P.S. — For those of you wondering how the Illinois Supreme Court became so conservative and pro-business, well, keep in mind that before “single-issue” voting became en vogue, and before other sorts of non-voting conservatives packed it in completely, Illinois was a bastion of Republican political strength, not weakness. GOP presidential candidates won the state in six consecutive elections, from 1968 through 1988. More germane to this issue, and not even taking into account George Ryan’s scandal-plagued administration, Republican governors served as CEOs of that state for more than 20 consecutive years, from 1977 through 1999. Governors appoint state supreme court justices. Connect the dots….

Law & Order — Part Tres

British Airways and Korean Air Co. got smacked around in court this week like illegitimate redheaded stepchildren. The companies both were fined $300 million for admitted price fixing on international flights.

How dumb of them, eh? It’s not as if basic antitrust laws are closely-guarded state secrets.

Subprime Mortgages

BNC Mortgage shut down this week. Never heard of them? Well, don’t feel remiss. Unless you work in the mortgage industry, or you happened to have borrowed money from them, or you happen to be a business news/investment junkie, there’d be no reason for you to know BNC from the BBC.

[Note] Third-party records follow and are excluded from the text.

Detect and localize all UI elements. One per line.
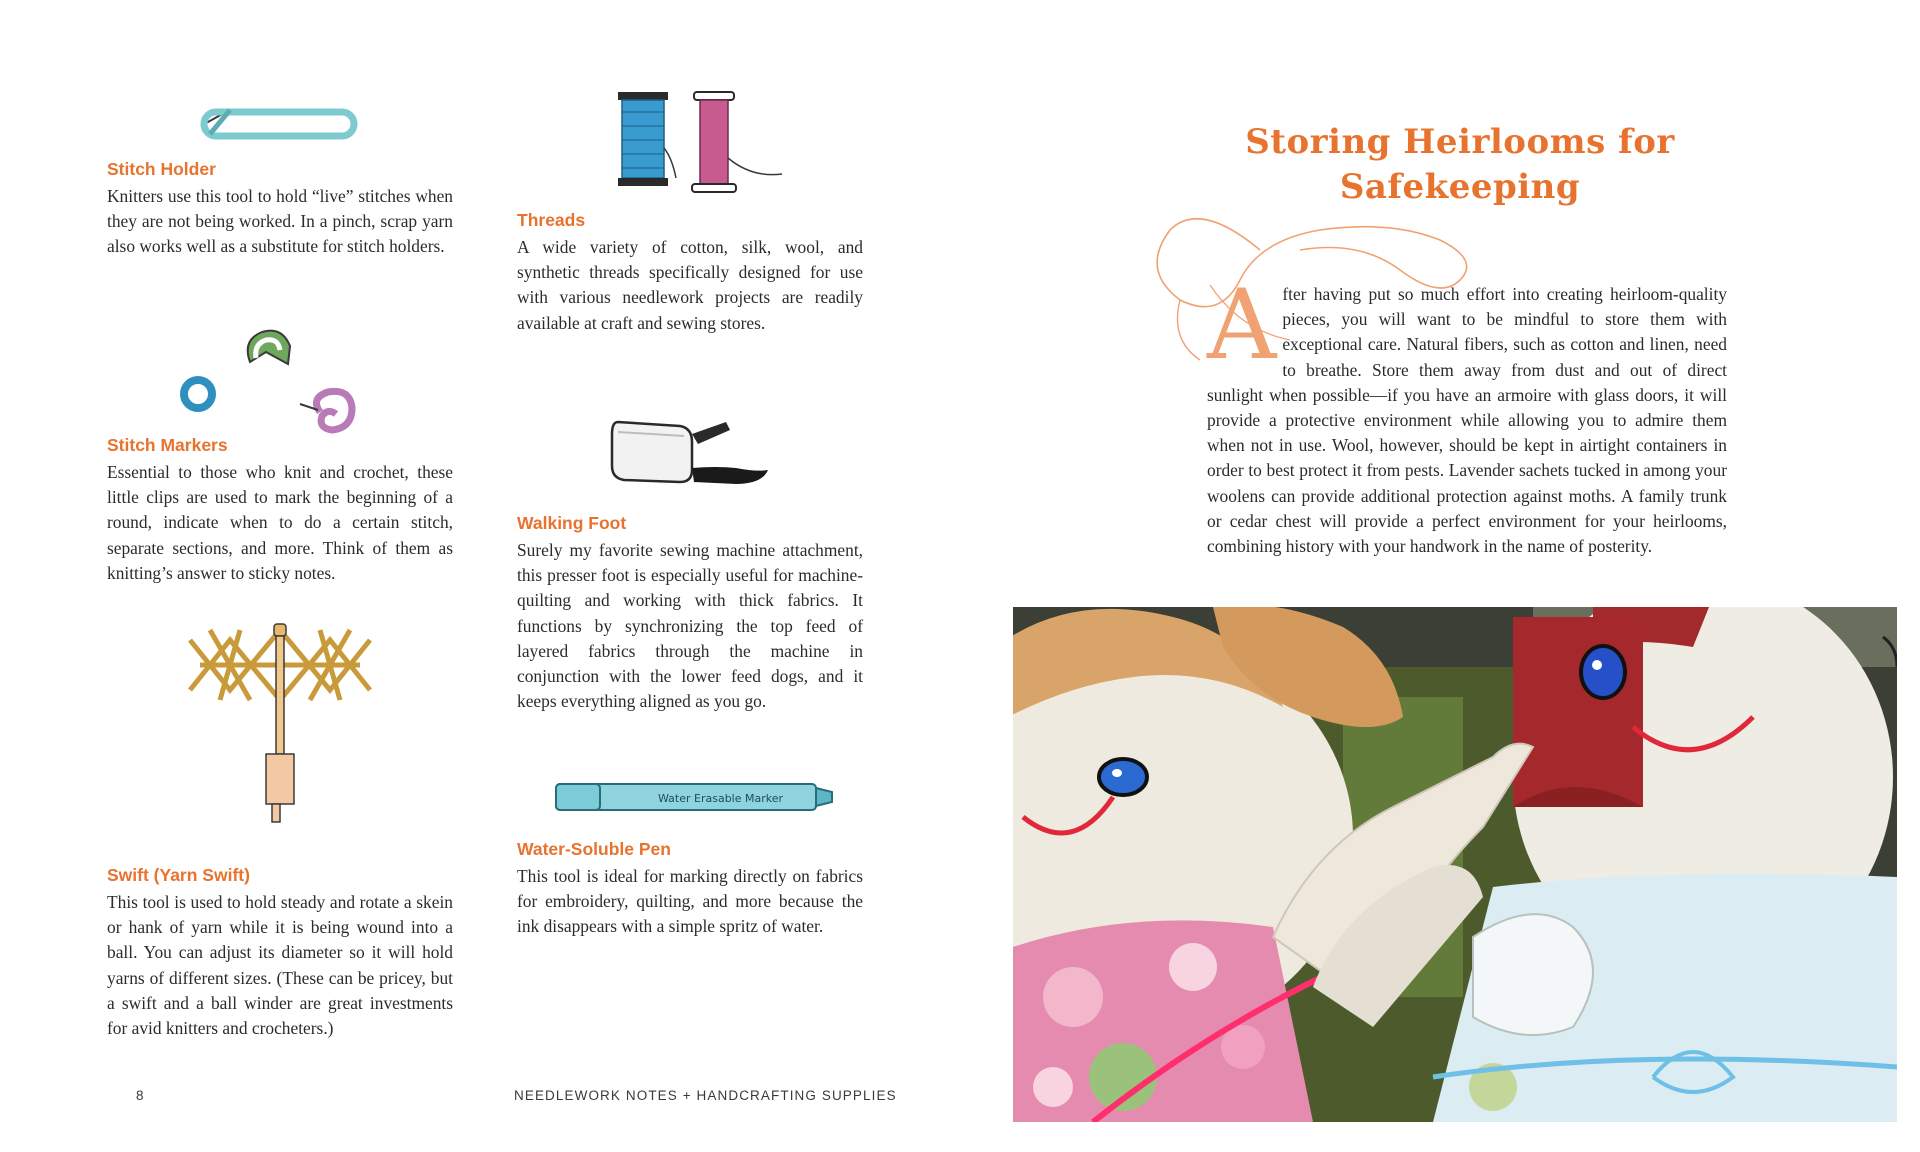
running-footer: NEEDLEWORK NOTES + HANDCRAFTING SUPPLIES	[514, 1088, 897, 1103]
page-number: 8	[136, 1088, 145, 1103]
marker-pen-illustration	[552, 778, 842, 818]
water-soluble-pen-heading: Water-Soluble Pen	[517, 839, 671, 859]
walking-foot-text: Surely my favorite sewing machine attachment, this presser foot is especially useful for machine-quilting and working with thick fabrics. It functions by synchronizing the top feed of layered fabrics through the machine in conjunction with the lower feed dogs, and it keeps everything aligned as you go.	[517, 540, 863, 712]
yarn-swift-illustration	[180, 620, 380, 840]
intro-text: fter having put so much effort into creating heirloom-quality pieces, you will want to be mindful to store them with exceptional care. Natural fibers, such as cotton and linen, need to breathe. Store them away from dust and out of direct sunlight when possible—if you have an armoire with glass doors, it will provide a protective environment while allowing you to admire them when not in use. Wool, however, should be kept in airtight containers in order to best protect it from pests. Lavender sachets tucked in among your woolens can provide additional protection against moths. A family trunk or cedar chest will provide a perfect environment for your heirlooms, combining history with your handwork in the name of posterity.	[1207, 284, 1727, 557]
stitch-holder-illustration	[196, 104, 366, 144]
stitch-markers-heading: Stitch Markers	[107, 435, 228, 455]
stitch-markers-text: Essential to those who knit and crochet, these little clips are used to mark the beginning of a round, indicate when to do a certain stitch, separate sections, and more. Think of them as knitting’s answer to sticky notes.	[107, 462, 453, 583]
handmade-rag-dolls-photo	[1013, 607, 1897, 1122]
stitch-holder-heading: Stitch Holder	[107, 159, 216, 179]
walking-foot-heading: Walking Foot	[517, 513, 627, 533]
water-soluble-pen-text: This tool is ideal for marking directly on fabrics for embroidery, quilting, and more because the ink disappears with a simple spritz of water.	[517, 866, 863, 937]
intro-paragraph	[1207, 269, 1727, 559]
marker-label: Water Erasable Marker	[658, 792, 784, 805]
yarn-swift-heading: Swift (Yarn Swift)	[107, 865, 250, 885]
yarn-swift-text: This tool is used to hold steady and rotate a skein or hank of yarn while it is being wound into a ball. You can adjust its diameter so it will hold yarns of different sizes. (These can be pricey, but a swift and a ball winder are great investments for avid knitters and crocheters.)	[107, 892, 453, 1039]
walking-foot-illustration	[606, 412, 776, 492]
threads-heading: Threads	[517, 210, 586, 230]
title-line-2: Safekeeping	[1339, 167, 1581, 207]
title-line-1: Storing Heirlooms for	[1245, 122, 1675, 162]
stitch-holder-text: Knitters use this tool to hold “live” stitches when they are not being worked. In a pinch, scrap yarn also works well as a substitute for stitch holders.	[107, 186, 453, 257]
drop-cap: A	[1207, 269, 1277, 381]
thread-spools-illustration	[612, 88, 792, 198]
threads-text: A wide variety of cotton, silk, wool, and synthetic threads specifically designed for use with various needlework projects are readily available at craft and sewing stores.	[517, 237, 863, 333]
stitch-markers-illustration	[170, 318, 400, 438]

BNC was Lehman’s subprime mortgage unit. Lehman was one of the companies that was waaaaay too aggressive during the real estate boom. They used massive leverage to try to squeeze maximum profits from subprime loans, where the collateral they were putting up and part of their income stream were tied to 100% financing given to people who, no offense, shouldn’t have been allowed to get a car loan much less a home loan. Once the mortgage markets stopped guzzling the Kool-Aid and re-discovered the concept of risk Lehman came under heavy pressure. That pressure was magnified by the company itself attracting the interest of leveraged short-sellers. So, Lehman decided to exit the subprime business entirely. They treated their toothache by ripping out the tooth.

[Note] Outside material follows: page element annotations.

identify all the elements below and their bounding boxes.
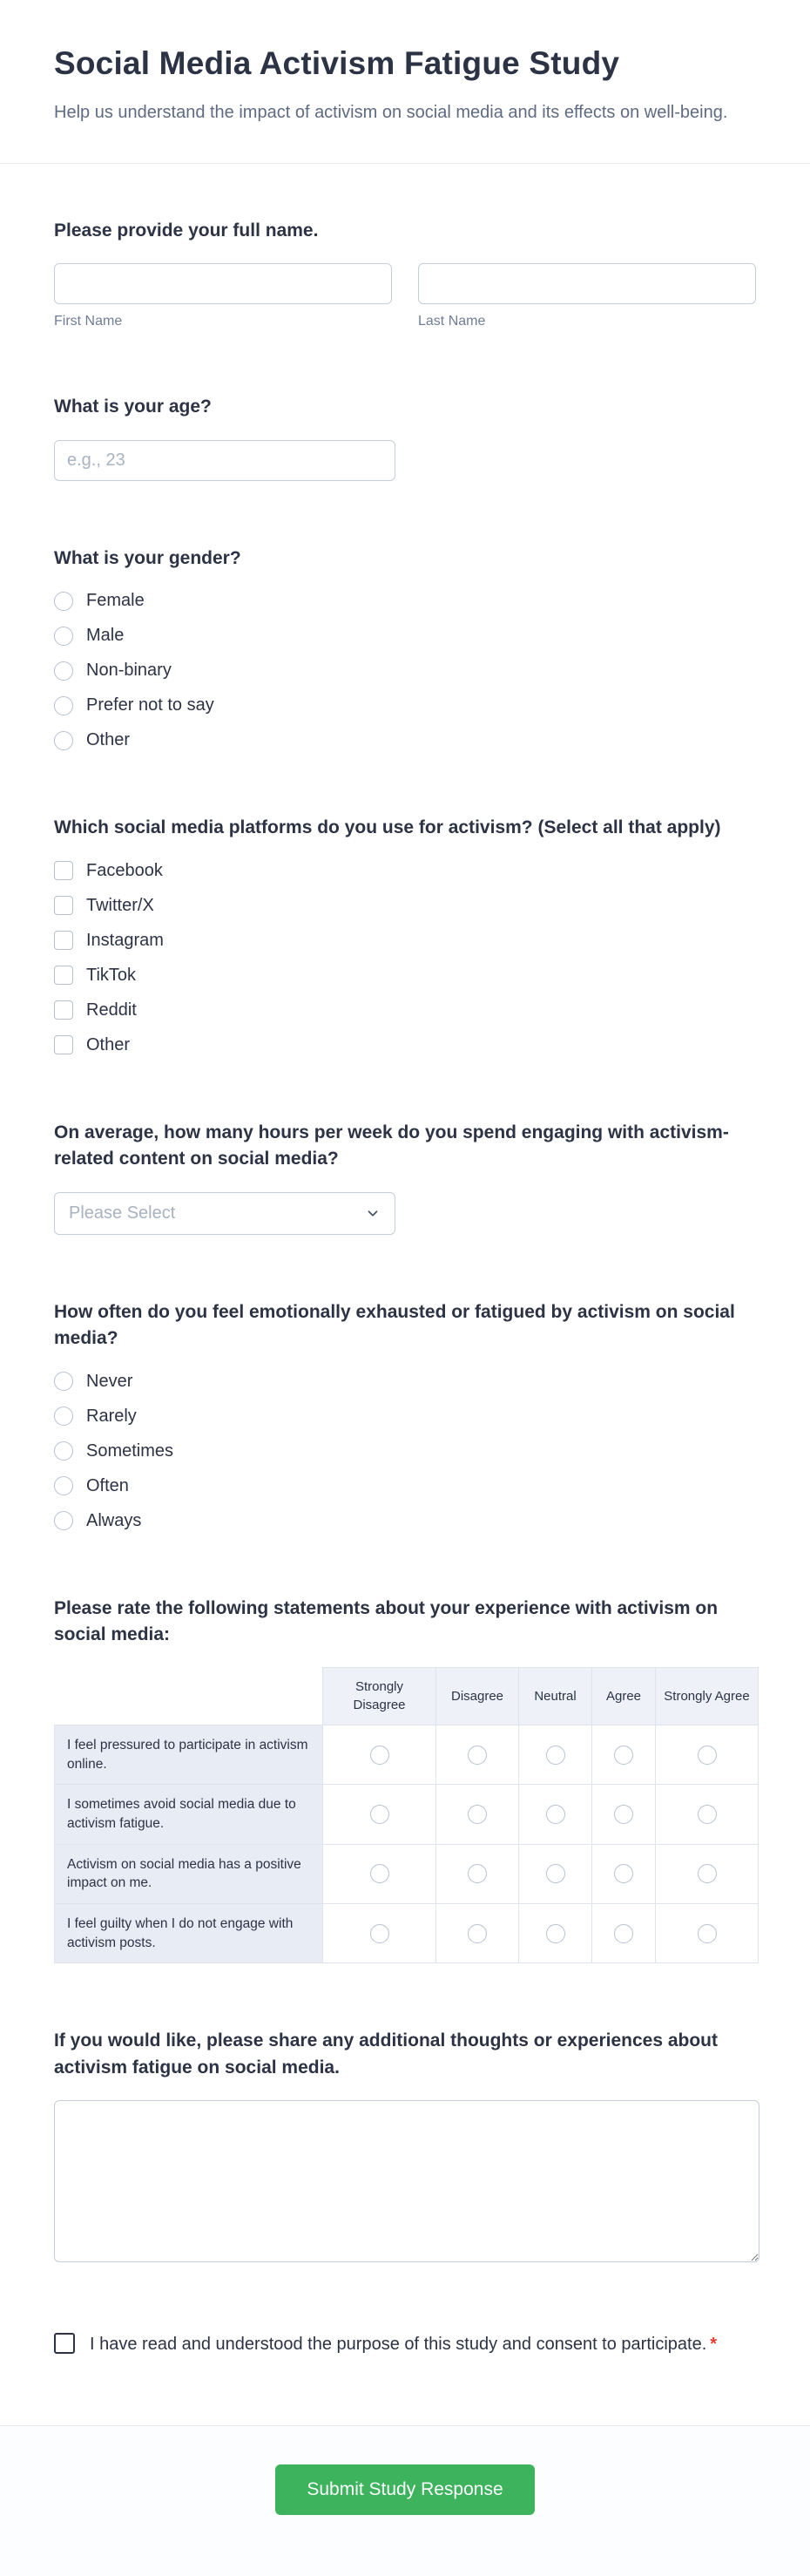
radio-button-icon[interactable] (54, 1511, 73, 1530)
age-field[interactable] (54, 440, 395, 481)
radio-button-icon[interactable] (54, 1476, 73, 1495)
checkbox-icon[interactable] (54, 861, 73, 880)
checkbox-icon[interactable] (54, 896, 73, 915)
question-platforms (54, 815, 756, 1054)
gender-option-label: Non-binary (86, 661, 172, 681)
matrix-radio-icon[interactable] (698, 1746, 717, 1765)
matrix-radio-icon[interactable] (370, 1805, 389, 1824)
page-title: Social Media Activism Fatigue Study (54, 45, 620, 81)
question-matrix (54, 1596, 756, 1964)
radio-button-icon[interactable] (54, 696, 73, 715)
matrix-cell[interactable] (519, 1725, 592, 1784)
question-full-name (54, 218, 756, 329)
platform-option-label: Facebook (86, 860, 163, 880)
thoughts-textarea[interactable] (54, 2100, 759, 2262)
consent-row[interactable] (54, 2331, 756, 2357)
matrix-radio-icon[interactable] (468, 1805, 487, 1824)
matrix-radio-icon[interactable] (614, 1864, 633, 1883)
fatigue-option-never[interactable] (54, 1372, 756, 1392)
matrix-radio-icon[interactable] (614, 1805, 633, 1824)
hours-question-label: On average, how many hours per week do you spend engaging with activism-related content on social media? (54, 1122, 729, 1169)
last-name-field[interactable] (418, 263, 756, 304)
first-name-sublabel: First Name (54, 314, 123, 329)
matrix-table (54, 1667, 759, 1963)
consent-label (90, 2331, 717, 2357)
matrix-radio-icon[interactable] (698, 1924, 717, 1943)
platform-option-label: Reddit (86, 1000, 137, 1020)
platform-option-tiktok[interactable] (54, 966, 756, 986)
fatigue-option-label: Rarely (86, 1406, 137, 1426)
fatigue-option-sometimes[interactable] (54, 1441, 756, 1461)
matrix-cell[interactable] (519, 1904, 592, 1963)
fatigue-option-often[interactable] (54, 1476, 756, 1496)
matrix-row-label: Activism on social media has a positive impact on me. (55, 1844, 323, 1903)
gender-option-label: Other (86, 730, 131, 750)
gender-option-label: Prefer not to say (86, 695, 214, 715)
required-asterisk: * (710, 2335, 718, 2355)
matrix-radio-icon[interactable] (546, 1924, 565, 1943)
question-fatigue-frequency (54, 1299, 756, 1531)
name-fields-row (54, 263, 756, 329)
platform-option-label: Instagram (86, 930, 164, 950)
radio-button-icon[interactable] (54, 1407, 73, 1426)
checkbox-icon[interactable] (54, 1035, 73, 1054)
matrix-radio-icon[interactable] (546, 1805, 565, 1824)
fatigue-option-label: Always (86, 1510, 142, 1530)
matrix-row-label: I sometimes avoid social media due to activism fatigue. (55, 1785, 323, 1844)
matrix-cell[interactable] (656, 1725, 759, 1784)
platform-option-twitter-x[interactable] (54, 896, 756, 916)
first-name-field[interactable] (54, 263, 392, 304)
radio-button-icon[interactable] (54, 1372, 73, 1391)
fatigue-option-label: Often (86, 1475, 129, 1495)
checkbox-icon[interactable] (54, 1000, 73, 1020)
matrix-row-label: I feel pressured to participate in activism online. (55, 1725, 323, 1784)
platform-option-reddit[interactable] (54, 1000, 756, 1020)
matrix-column-header: Neutral (519, 1668, 592, 1725)
matrix-row-label: I feel guilty when I do not engage with activism posts. (55, 1904, 323, 1963)
matrix-cell[interactable] (436, 1725, 519, 1784)
matrix-cell[interactable] (519, 1844, 592, 1903)
matrix-row-guilty (55, 1904, 759, 1963)
matrix-row-positive-impact (55, 1844, 759, 1903)
matrix-radio-icon[interactable] (468, 1924, 487, 1943)
chevron-down-icon (365, 1205, 381, 1221)
question-gender (54, 546, 756, 750)
matrix-cell[interactable] (592, 1904, 656, 1963)
matrix-cell[interactable] (592, 1725, 656, 1784)
platform-option-other[interactable] (54, 1035, 756, 1055)
submit-button[interactable]: Submit Study Response (275, 2464, 534, 2515)
matrix-column-header: Strongly Disagree (323, 1668, 436, 1725)
checkbox-icon[interactable] (54, 931, 73, 950)
platform-option-label: Other (86, 1034, 131, 1054)
matrix-cell[interactable] (436, 1844, 519, 1903)
matrix-cell[interactable] (656, 1785, 759, 1844)
gender-option-label: Male (86, 626, 125, 646)
first-name-column (54, 263, 392, 329)
matrix-row-avoid (55, 1785, 759, 1844)
matrix-radio-icon[interactable] (698, 1805, 717, 1824)
matrix-column-header: Strongly Agree (656, 1668, 759, 1725)
matrix-radio-icon[interactable] (614, 1746, 633, 1765)
matrix-header-row (55, 1668, 759, 1725)
fatigue-option-label: Never (86, 1371, 133, 1391)
platform-option-instagram[interactable] (54, 931, 756, 951)
fatigue-option-always[interactable] (54, 1511, 756, 1531)
matrix-cell[interactable] (323, 1785, 436, 1844)
matrix-radio-icon[interactable] (546, 1864, 565, 1883)
matrix-corner-cell (55, 1668, 323, 1725)
consent-checkbox-icon[interactable] (54, 2333, 75, 2354)
fatigue-option-rarely[interactable] (54, 1407, 756, 1427)
matrix-radio-icon[interactable] (698, 1864, 717, 1883)
matrix-cell[interactable] (436, 1785, 519, 1844)
hours-select[interactable] (54, 1192, 395, 1235)
matrix-cell[interactable] (323, 1844, 436, 1903)
matrix-cell[interactable] (519, 1785, 592, 1844)
platform-option-facebook[interactable] (54, 861, 756, 881)
matrix-question-label: Please rate the following statements about your experience with activism on social media: (54, 1597, 719, 1644)
matrix-radio-icon[interactable] (468, 1864, 487, 1883)
matrix-cell[interactable] (656, 1844, 759, 1903)
radio-button-icon[interactable] (54, 661, 73, 681)
form-body (0, 164, 810, 2357)
last-name-column (418, 263, 756, 329)
radio-button-icon[interactable] (54, 1441, 73, 1461)
matrix-cell[interactable] (592, 1844, 656, 1903)
question-additional-thoughts (54, 2028, 756, 2267)
form-footer (0, 2425, 810, 2576)
checkbox-icon[interactable] (54, 966, 73, 985)
matrix-radio-icon[interactable] (370, 1924, 389, 1943)
matrix-cell[interactable] (436, 1904, 519, 1963)
hours-select-placeholder: Please Select (69, 1203, 176, 1223)
thoughts-question-label: If you would like, please share any additional thoughts or experiences about activism fatigue on social media. (54, 2030, 718, 2078)
gender-option-male[interactable] (54, 626, 756, 646)
question-hours (54, 1120, 756, 1235)
consent-label-text: I have read and understood the purpose of this study and consent to participate. (90, 2335, 707, 2355)
matrix-column-header: Agree (592, 1668, 656, 1725)
matrix-radio-icon[interactable] (546, 1746, 565, 1765)
gender-option-non-binary[interactable] (54, 661, 756, 681)
matrix-cell[interactable] (323, 1725, 436, 1784)
matrix-radio-icon[interactable] (370, 1864, 389, 1883)
full-name-question-label: Please provide your full name. (54, 220, 319, 241)
gender-option-prefer-not-to-say[interactable] (54, 695, 756, 715)
gender-option-other[interactable] (54, 730, 756, 750)
matrix-column-header: Disagree (436, 1668, 519, 1725)
matrix-row-pressured (55, 1725, 759, 1784)
gender-option-label: Female (86, 591, 145, 611)
form-subtitle: Help us understand the impact of activism on social media and its effects on well-being. (54, 103, 728, 122)
fatigue-option-label: Sometimes (86, 1441, 174, 1461)
gender-option-female[interactable] (54, 591, 756, 611)
matrix-cell[interactable] (323, 1904, 436, 1963)
matrix-radio-icon[interactable] (370, 1746, 389, 1765)
last-name-sublabel: Last Name (418, 314, 486, 329)
platform-option-label: Twitter/X (86, 895, 154, 915)
platforms-question-label: Which social media platforms do you use for activism? (Select all that apply) (54, 817, 721, 838)
matrix-radio-icon[interactable] (468, 1746, 487, 1765)
matrix-radio-icon[interactable] (614, 1924, 633, 1943)
matrix-cell[interactable] (656, 1904, 759, 1963)
radio-button-icon[interactable] (54, 627, 73, 646)
age-question-label: What is your age? (54, 397, 212, 417)
radio-button-icon[interactable] (54, 731, 73, 750)
radio-button-icon[interactable] (54, 592, 73, 611)
question-age (54, 394, 756, 480)
gender-question-label: What is your gender? (54, 547, 241, 568)
form-header (0, 0, 810, 164)
fatigue-question-label: How often do you feel emotionally exhausted or fatigued by activism on social media? (54, 1301, 735, 1349)
matrix-cell[interactable] (592, 1785, 656, 1844)
platform-option-label: TikTok (86, 965, 137, 985)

Ultimately the subprime mortgage industry will correct itself from being a diffuse marketplace with far too many feckless players into more of a true oligopoly. From this point forward the subprime industry also will factor — duh — risk into all its decisions. It’ll be a long, long time before any lender gives 100% financing to people with lousy credit histories and minimal incomes. In the greater scheme of things that’s good news, not bad news.